Beschluss des G-BA zu Slenyto®: Geringer Zusatznutzen – Erleichterung, aber kein Grund zum Jubeln
Der Gemeinsame Bundesausschuss (G-BA) sieht in dem Kinderarzneimittel Slenyto® mit dem Wirkstoff Melatonin, das zur Behandlung von Schlafstörungen bei Kindern und Jugendlichen mit Autismus-Spektrum-Störung und Smith-Magenis-Syndrom zugelassen ist, einen Anhaltspunkt für einen geringen Zusatznutzen. Für die Initiative Arzneimittel für Kinder (IKAM) ist dieser Beschluss von gestern ein Schritt in die richtige Richtung, wenn auch nur ein kleiner. Nun müssen weitere Maßnahmen des Gesetzgebers folgen.
Mit seinem Beschluss hat der G-BA den Weg geebnet, damit im Sinne der EU-Verordnung zu Kinderarzneimitteln nun der GKV-Spitzenverband mit dem Hersteller gemeinsam einen fairen und angemessenen Erstattungsbetrag verhandeln kann. Der G-BA hat sich in seinem Beschluss erfreulicherweise nicht dem Ergebnis der Nutzenbewertung des IQWiG angeschlossen, das noch Mitte April keinerlei Zusatznutzen für die PUMA-Zulassung (Paediatric Use Marketing Authorisation) gesehen hatte.
Diese sehr zu begrüßende Entscheidung birgt dennoch einen Wermutstropfen: Nach wie vor herrscht Unsicherheit, welchen Weg in Deutschland eine neue PUMA-Zulassung beschreitet. Obwohl es sich nicht um ein Arzneimittel mit einem neuen Wirkstoff handelt, sondern um eine patientenrelevante Weiterentwicklung eines Arzneimittels mit bekanntem Wirkstoff, ist eine PUMA-Zulassung faktisch eine Neuzulassung und muss das Verfahren der frühen Nutzenbewertung durchlaufen. Dieses unkalkulierbare Risiko für den Unternehmer, keinen Zusatznutzen bescheinigt zu bekommen, beeinflusst die Entscheidung für eine Entwicklung.
Dr. Andreas Franken, Geschäftsführer der IKAM, meint dazu: „Unübersichtliche regulatorische und politische Hürden bei Arzneimitteln mit PUMA-Zulassungen führen dazu, dass Unternehmer sich oft bereits im Vorfeld gegen die Entwicklung eines dringend benötigten Kinderarzneimittels entscheiden, das eine identifizierte Versorgungslücke schließen könnte.
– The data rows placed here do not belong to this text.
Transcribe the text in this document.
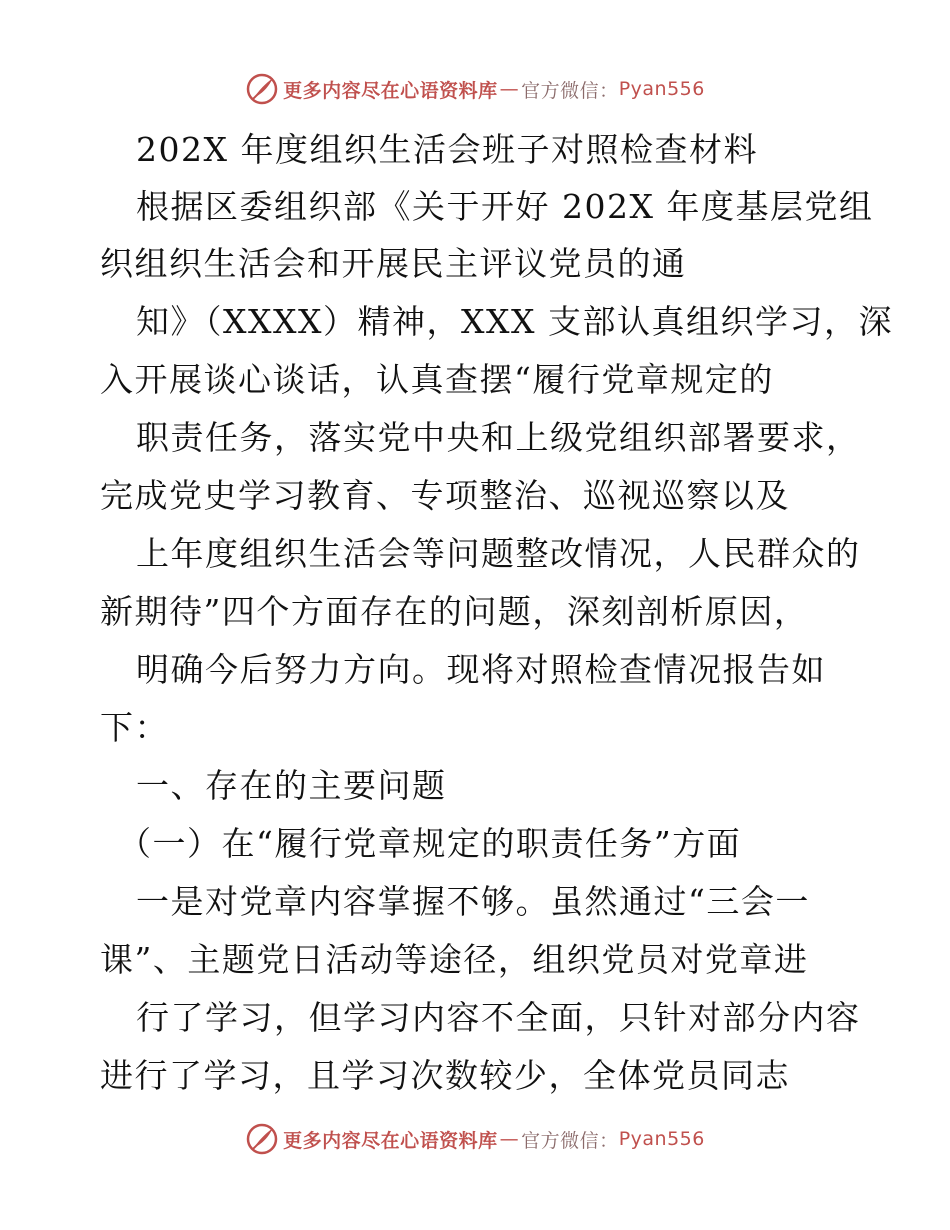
更多内容尽在心语资料库 — 官方微信： Pyan556
202X 年度组织生活会班子对照检查材料
根据区委组织部《关于开好 202X 年度基层党组
织组织生活会和开展民主评议党员的通
知》（XXXX）精神，XXX 支部认真组织学习，深
入开展谈心谈话，认真查摆“履行党章规定的
职责任务，落实党中央和上级党组织部署要求，
完成党史学习教育、专项整治、巡视巡察以及
上年度组织生活会等问题整改情况，人民群众的
新期待”四个方面存在的问题，深刻剖析原因，
明确今后努力方向。现将对照检查情况报告如
下：
一、存在的主要问题
（一）在“履行党章规定的职责任务”方面
一是对党章内容掌握不够。虽然通过“三会一
课”、主题党日活动等途径，组织党员对党章进
行了学习，但学习内容不全面，只针对部分内容
进行了学习，且学习次数较少，全体党员同志
更多内容尽在心语资料库 — 官方微信： Pyan556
Ich appelliere an die Politik und die Selbstverwaltung im Gesundheitswesen, Hersteller von Kinderarzneimitteln auf ihrem Weg zu begleiten und zu unterstützen, um die Therapie für erkrankte Kinder zu verbessern.“
Der Geschäftsführer der InfectoPharm Arzneimittel und Consilium GmbH, Dr. Markus Rudolph, kommentiert die Entscheidung des G-BA so: „Der positive Ausgang der Nutzenbewertung von Slenyto ist sehr erfreulich. Mit Slenyto können wir einem unmet medical need in der Behandlung chronischer Schlafstörungen bei autistischen Kindern und Jugendlichen wirksam begegnen.“ Nun kann der bereits in Leitlinien empfohlene Wirkstoff in einer kindgerechten Darreichungsform zu Lasten der GKV verordnet werden, so Rudolph.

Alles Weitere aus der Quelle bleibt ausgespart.